Black Knight Financial Services has released its report on February housing prices and the news looks good. It looks even better if you consider it within the context of the last decade.
Home prices—for the nation as a whole—rose by .7 percent from January to February, which brought them to levels that were 5.3 percent higher than the same period last year. The home price index (HPI) registered at $254,000.

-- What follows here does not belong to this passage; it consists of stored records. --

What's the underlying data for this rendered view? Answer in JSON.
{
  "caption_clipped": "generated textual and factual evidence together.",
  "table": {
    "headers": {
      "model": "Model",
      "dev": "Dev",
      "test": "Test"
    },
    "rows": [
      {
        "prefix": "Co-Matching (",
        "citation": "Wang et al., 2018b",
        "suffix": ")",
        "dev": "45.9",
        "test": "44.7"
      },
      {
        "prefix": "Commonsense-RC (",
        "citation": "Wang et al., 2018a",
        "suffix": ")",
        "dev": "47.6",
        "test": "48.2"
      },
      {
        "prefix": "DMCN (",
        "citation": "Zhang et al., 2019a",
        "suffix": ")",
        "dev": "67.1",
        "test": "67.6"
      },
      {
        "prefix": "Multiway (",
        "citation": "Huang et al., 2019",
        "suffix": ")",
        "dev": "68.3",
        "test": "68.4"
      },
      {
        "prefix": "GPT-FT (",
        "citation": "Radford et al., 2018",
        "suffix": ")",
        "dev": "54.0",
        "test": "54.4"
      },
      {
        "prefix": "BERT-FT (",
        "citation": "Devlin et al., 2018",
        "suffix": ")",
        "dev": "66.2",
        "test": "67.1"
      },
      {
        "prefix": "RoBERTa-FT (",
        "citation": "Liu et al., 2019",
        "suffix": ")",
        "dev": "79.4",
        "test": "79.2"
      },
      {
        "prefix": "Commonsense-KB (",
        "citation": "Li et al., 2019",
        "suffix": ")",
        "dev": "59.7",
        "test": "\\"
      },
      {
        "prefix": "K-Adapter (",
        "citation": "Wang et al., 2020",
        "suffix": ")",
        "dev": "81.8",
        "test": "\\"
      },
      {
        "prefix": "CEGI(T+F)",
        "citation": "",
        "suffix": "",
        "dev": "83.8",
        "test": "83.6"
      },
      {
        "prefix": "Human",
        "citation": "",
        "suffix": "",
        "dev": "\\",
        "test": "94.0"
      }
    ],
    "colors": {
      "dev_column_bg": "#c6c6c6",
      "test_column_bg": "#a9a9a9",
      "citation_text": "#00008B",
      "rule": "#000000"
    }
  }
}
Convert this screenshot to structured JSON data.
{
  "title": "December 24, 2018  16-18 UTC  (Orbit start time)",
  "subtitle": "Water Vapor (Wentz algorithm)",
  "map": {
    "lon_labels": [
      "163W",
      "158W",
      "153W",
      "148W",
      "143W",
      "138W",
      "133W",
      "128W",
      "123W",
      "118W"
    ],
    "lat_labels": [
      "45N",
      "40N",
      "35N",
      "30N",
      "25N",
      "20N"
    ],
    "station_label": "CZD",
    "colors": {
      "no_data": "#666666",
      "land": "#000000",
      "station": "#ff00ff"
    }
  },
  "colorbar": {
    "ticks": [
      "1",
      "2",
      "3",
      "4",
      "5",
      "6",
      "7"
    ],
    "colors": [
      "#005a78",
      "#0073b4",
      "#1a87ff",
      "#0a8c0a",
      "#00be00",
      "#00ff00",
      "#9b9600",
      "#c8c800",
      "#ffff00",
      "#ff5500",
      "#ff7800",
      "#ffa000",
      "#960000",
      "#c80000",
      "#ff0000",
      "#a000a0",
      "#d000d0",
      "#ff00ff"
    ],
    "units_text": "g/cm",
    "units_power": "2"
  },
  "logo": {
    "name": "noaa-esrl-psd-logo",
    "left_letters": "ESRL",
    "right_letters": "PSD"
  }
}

If you want to stretch even further back in time, you can compare February’s results with the nadir of the past decade. The HPI reached a low point, at just more than $184,000, during 2012. February’s numbers represent an average total more than 27.5 percent higher than that total. There are still higher peaks to be accomplished, of course, but we’re a lot closer to the peak than we are to the low point of the last decade. The HPI peaked at $267,000 during 2006, 5 percent higher than the current value.
At least a portion of those rising numbers can be attributed to states out West. Three of the Top 5 states in terms of HPI increases fall within the Pacific time zone: Washington (no. 1, at 1.8 percent), while Oregon and California both saw 1.3 percent increases. Colorado (Mountain time) came in at no. 2 with a 1.7 percent increase, while Hawaii looked good at 1.2 percent.
Those state increases themselves can be attributed to actions within respective metropolitan areas. Washington’s increase was certainly driven by its largest city, as Seattle saw the second-highest rise among metropolitan areas, at 2.1 percent. The only region that ranked higher was San Jose, which increased its HPI by 2.4 percent thanks to the continued allure of Silicon Valley.
San Francisco, Santa Cruz and Sacramento (all feeding off that same trend) gave California a total of four cities in the Top 10 metropolitan areas. Denver, Boulder and Fort Collins managed to land at nos. 4, 5 and 6, respectively.
Not everyone was as please during February as those states, however. Three states actually saw their HPI fall during February: New Jersey, Connecticut and Rhode Island. This unfortunate trio was—like their higher performing brethren—impacted by a number of relevant metropolitan areas. Of the 10 worst-performing in the United States, seven of them fell within the aforementioned three states.